Glossary of Terms
Retrieval-Augmented Generation(RAG)
RAG (Retrieval-Augmented Generation) is a language model approach that combines retrieval and generation techniques. Within this framework, a retrieval system first obtains relevant information from an external database based on a query or question. This retrieved data is then integrated with a generative model to produce more accurate and timely responses.
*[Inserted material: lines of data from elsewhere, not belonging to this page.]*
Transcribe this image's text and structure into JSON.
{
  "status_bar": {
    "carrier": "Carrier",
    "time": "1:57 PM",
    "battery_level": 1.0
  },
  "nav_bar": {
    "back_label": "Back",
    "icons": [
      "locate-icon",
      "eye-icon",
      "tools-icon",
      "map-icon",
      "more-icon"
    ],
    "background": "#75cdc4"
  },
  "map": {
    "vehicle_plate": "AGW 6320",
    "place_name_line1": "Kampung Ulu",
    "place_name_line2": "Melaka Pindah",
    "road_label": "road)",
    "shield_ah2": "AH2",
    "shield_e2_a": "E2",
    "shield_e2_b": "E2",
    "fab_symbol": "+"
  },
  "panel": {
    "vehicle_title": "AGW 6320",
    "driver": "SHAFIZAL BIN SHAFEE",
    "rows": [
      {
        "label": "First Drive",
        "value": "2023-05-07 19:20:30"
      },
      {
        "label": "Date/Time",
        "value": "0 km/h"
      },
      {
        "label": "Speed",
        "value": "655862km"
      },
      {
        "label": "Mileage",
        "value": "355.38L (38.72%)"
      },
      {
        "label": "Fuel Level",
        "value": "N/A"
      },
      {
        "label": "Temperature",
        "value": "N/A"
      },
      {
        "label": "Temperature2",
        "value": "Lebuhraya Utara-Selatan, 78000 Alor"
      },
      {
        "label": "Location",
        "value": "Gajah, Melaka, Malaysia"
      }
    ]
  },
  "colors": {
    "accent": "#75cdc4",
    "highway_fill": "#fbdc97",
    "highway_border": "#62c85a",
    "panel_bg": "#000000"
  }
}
The key advantage of RAG lies in its ability to enhance the model's outputs by leveraging real-time external information, rather than relying solely on the model's pre-existing knowledge. This makes it particularly well-suited for rapidly changing or dynamically updated domains, improving the model's accuracy and flexibility when addressing unknown or the latest information.
Generative Language Model
A Generative Language Model is an AI model based on deep learning designed to generate coherent and logical natural language responses based on given input text. These models are typically trained on large corpora, learning the grammar, semantics, and contextual relationships within a language.
Generative language models can be applied to various tasks, such as text generation, question answering, translation, and summarization. They are also capable of creatively generating new content, mimicking human writing styles and modes of expression.
Embedding Model
An Embedding model is a technique used to transform text, words, or other types of data into vector representations. These vectors encode the semantic structure of language or other data within a high-dimensional space. Embedding models are a foundational technology in Natural Language Processing (NLP), enabling text data to be converted into numerical formats for efficient processing, computation, and analysis by machines.
The core idea of Embedding models is to convert words or sentences into fixed-length vectors (typically high-dimensional numerical vectors). This allows computational systems to interpret language data and capture semantic similarities. For instance, word Embedding models like Word2Vec and GloVe map words into a high-dimensional space where their semantic relationships are reflected in the relative distances between their corresponding vectors.
Vector Database
A Vector Database is a specialized database system designed to store and manage high-dimensional vector data. These vectors are typically generated by converting text, images, or other data into numerical representations. Vectors capture the semantic features of the data, enabling similar data points to be located closer together in the vector space.
Vector databases excel at efficiently performing similarity searches and are widely used in fields such as natural language processing, image retrieval, and recommendation systems. In these applications, data is transformed into vectors, allowing for rapid identification of the data points most similar to a given query vector, thereby enabling efficient retrieval and matching of relevant information.